Why not take all of me

Saturday, February 23, 2013

First Week of Lent

http://www.usccb.org/bible/readings/022313.cfm

Matthew 5:44

Jesus said, “Love your enemies and bless those who persecute you.”

Children of the Heavenly Father see the sunrise everyday, unless (like today) the rain we need to live is falling.  Jesus points out the obvious: God does not withhold these gifts from anyone.  There is no condition put on his love.  So we can be the same.

Certainly with others, but not just with others.  Within myself, I can love my enemy instead of persecuting him.  God does, and so can I.

I justify myself too often.  I also tend not to act on my good intentions, especially when I intend to serve others in sacrificial ways.  I avoid regularly scheduled prayer, even when I say how good it would be for me.  I don’t fix breakfast for Margaret very often.  And on the other hand, I complain about my own failures instead of giving them up to God.  I am just scratching the surface here!   Luckily, I want to keep this under 350 words 🙂 …

These “enemies” of my righteous self do not respond to blame or punishment.  They will not be cast out for more than a night; they returneth in the morning.  Like Paul, I cry out, “What a wretched man I am!  How shall rescue me from this body of death?”

Jesus does not remove my wretchedness; instead he loves it – not because it is wretched, but because it is me.  I matter more to him than what I do matters to him.  I am a “being,” and never a “doing” to God.

Jesus tells me to do likewise, to love this shadow side of me, this “enemy.”  I can embrace it, hold my wretchedness gently in my hands, and finally give it comfort.  Be made perfect in this, he says.  In Luke’s version of the Sermon on the Mount, “perfect” becomes “merciful.”
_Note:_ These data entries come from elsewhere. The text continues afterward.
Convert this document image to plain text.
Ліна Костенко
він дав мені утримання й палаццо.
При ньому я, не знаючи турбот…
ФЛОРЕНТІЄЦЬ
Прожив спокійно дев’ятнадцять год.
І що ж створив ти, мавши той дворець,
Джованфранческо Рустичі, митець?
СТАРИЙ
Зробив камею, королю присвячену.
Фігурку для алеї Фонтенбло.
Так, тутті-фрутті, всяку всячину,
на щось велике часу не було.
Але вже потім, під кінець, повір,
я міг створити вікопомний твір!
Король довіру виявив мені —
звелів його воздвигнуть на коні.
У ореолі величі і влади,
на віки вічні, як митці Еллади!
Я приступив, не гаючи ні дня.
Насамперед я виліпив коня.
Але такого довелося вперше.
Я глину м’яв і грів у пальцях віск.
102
I become perfect when I get to know all of me, when I am willing to touch my own sores and not turn away, when I give all of me up to God.  Even when God does not approve of what I do, he loves me.  I do not have to approve of what I do in order to love all of me.  As that distinction moves from my head to my gut, my eyes clear and I see how much love there already is in me, for the enemies within and without.

Putting me out of my misery, Father, is a shortcut that you never take with us.  You do not make part of me a scapegoat for the rest.  As for myself, I am learning your way with me, Lord.  Let it be unto me as you have said.